Pero los vendedores que abusan de esos clientes despistados no son más aborrecibles que los viajeros capaces de discutir durante horas un dirham arriba o abajo, todo para marcharse jactándose de haber hecho una gran compra a un precio ridículo.
Goytisolo recordaba que una vez vio en Marrakech al exministro socialista Miguel Boyer en compañía del entonces director del Banco de España, y corrió a decirle a los bazaristas que conocía: «¿Veis a aquellos dos? ¡Están podridos de dinero! ¡Pedidles un precio cien veces superior a lo normal!».
Ciegos
A mi querido Mauricio Wiesenthal, que si no lo ha viajado todo al menos lo ha soñado, no le falta desde luego Marrakech en su larga lista de rincones bien conocidos. Siempre al acecho de huellas literarias, llegó a calcular la posición de la casa del viajero Ali Bey (quien llama Marruecos a Marrakech, según el uso antiguo) según las indicaciones que este da en su célebre libro de viajes: «casi en el centro del recinto de las murallas = 9º55’45’’ O del Observatorio de París, mi latitud = 31º37’31’’N, y mi inclinación magnética = 20º38’40’’ O».
Releyendo los escritos de Wiesenthal sobre la ciudad, tropiezo con esta curiosa observación: «Es imposible vivir en Marrakech y no honrar a los ciegos. Se les ve en las calles de la medina, cogidos de una mano y sosteniendo el bastón en la otra, balanceándose al compás de sus plegarias.

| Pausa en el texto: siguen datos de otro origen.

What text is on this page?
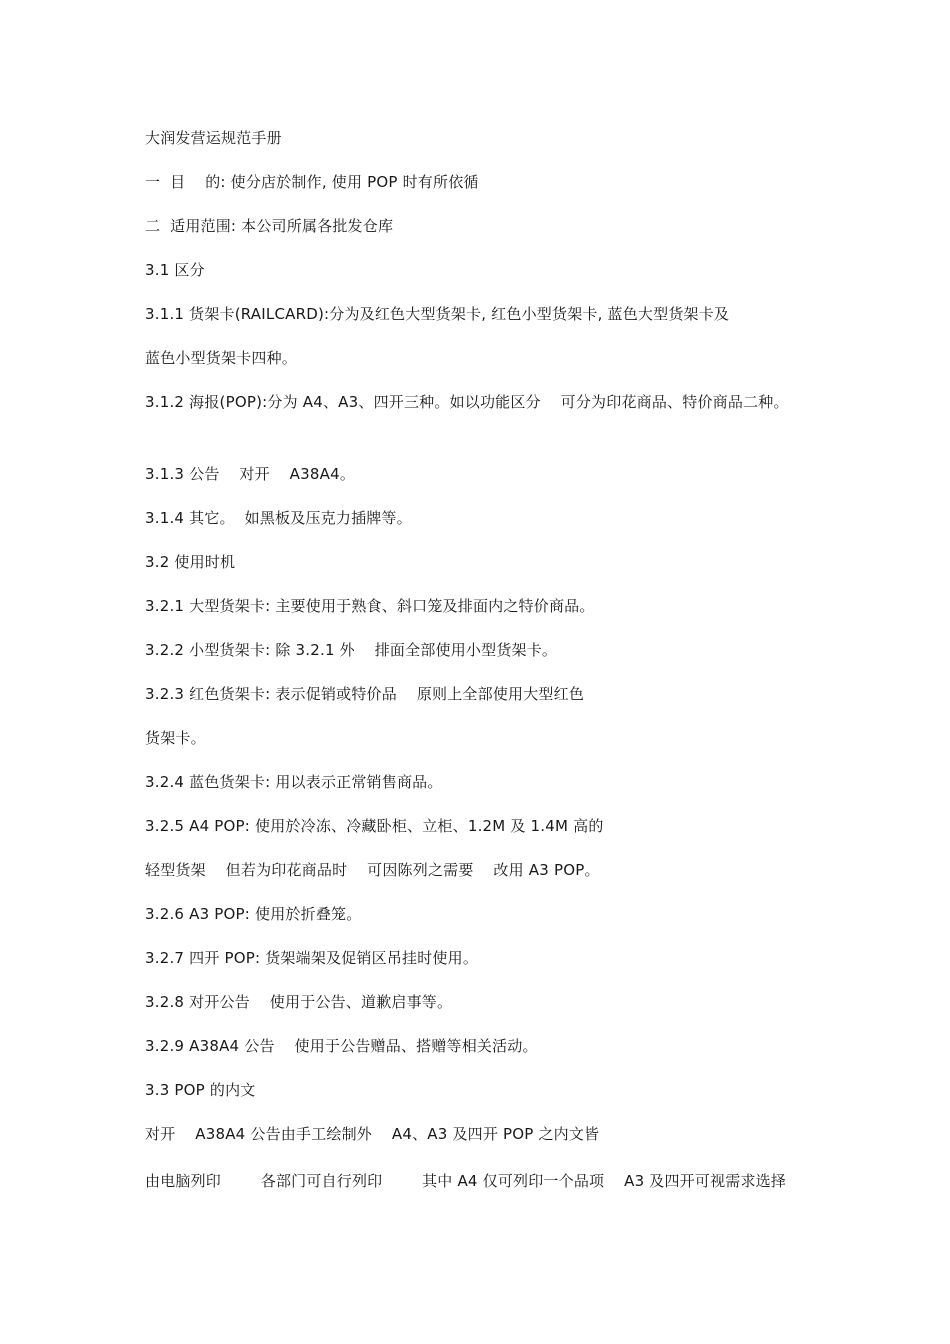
大润发营运规范手册
一  目    的: 使分店於制作, 使用 POP 时有所依循
二  适用范围: 本公司所属各批发仓库
3.1 区分
3.1.1 货架卡(RAILCARD):分为及红色大型货架卡, 红色小型货架卡, 蓝色大型货架卡及
蓝色小型货架卡四种。
3.1.2 海报(POP):分为 A4、A3、四开三种。如以功能区分    可分为印花商品、特价商品二种。
3.1.3 公告    对开    A38A4。
3.1.4 其它。  如黑板及压克力插牌等。
3.2 使用时机
3.2.1 大型货架卡: 主要使用于熟食、斜口笼及排面内之特价商品。
3.2.2 小型货架卡: 除 3.2.1 外    排面全部使用小型货架卡。
3.2.3 红色货架卡: 表示促销或特价品    原则上全部使用大型红色
货架卡。
3.2.4 蓝色货架卡: 用以表示正常销售商品。
3.2.5 A4 POP: 使用於冷冻、冷藏卧柜、立柜、1.2M 及 1.4M 高的
轻型货架    但若为印花商品时    可因陈列之需要    改用 A3 POP。
3.2.6 A3 POP: 使用於折叠笼。
3.2.7 四开 POP: 货架端架及促销区吊挂时使用。
3.2.8 对开公告    使用于公告、道歉启事等。
3.2.9 A38A4 公告    使用于公告赠品、搭赠等相关活动。
3.3 POP 的内文
对开    A38A4 公告由手工绘制外    A4、A3 及四开 POP 之内文皆
由电脑列印        各部门可自行列印        其中 A4 仅可列印一个品项    A3 及四开可视需求选择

A veces alguno de ellos toca el guembri, la guitarra típica de dos cuerdas [en realidad son tres], pero habitualmente solo repiten monótonamente sus bendiciones y esperan que alguien deje caer una dádiva en su escudilla. Cuando oyen el sonido del metal se lo pasan de mano en mano y muerden la moneda con una avidez casi fanática».
La escena me recuerda al comienzo de La calle del Perdón, la novela más marrakechí de Mahi Binebine, que describe un callejón oscuro que se llenaba cada día de invidentes, a pesar de que no hubiera en sus proximidades mezquita u hospital alguno, es decir, un entorno propicio para la limosna. «Sus cantos, destilados con sabiduría, traducían los lazos privilegiados que mantenían con el cielo. Se sentían por tanto habilitados para hacer maldiciones o dar bendiciones, en vista de que tenían entrada en el Paraíso».
También Canetti se sorprendía de las miradas de ciegos que transitaban por los mercados, alargando sus platos de madera en busca de una moneda. La mencionada espiritualidad de los invidentes, casi santidad, estaba en efecto relacionada con el hecho de que pedían en nombre de Dios, cuyo nombre repetían en una incesante letanía, y las limosnas eran un buen modo para el donante de ganarse algún favor, y para los ciegos de ir abonando a plazos su lugar en el Gloria. Como tantas otras cosas, ya no se ven tantos ciegos devotos por las calles de Marrakech.
Borges, también invidente, en realidad tomó de Gibbon la idea de que no había camellos en el Corán. Sin embargo, el historiador británico se limitó a señalar que Mahoma prefería la leche de vaca y no hace referencia al camello, en el sentido de que no menciona la leche de camella. Todo lo demás es pura creación borgiana. Entre los estudiosos del libro sagrado del islam, hay división de opiniones sobre el número de menciones a los camellos: quince según algunos, diecinueve según otros.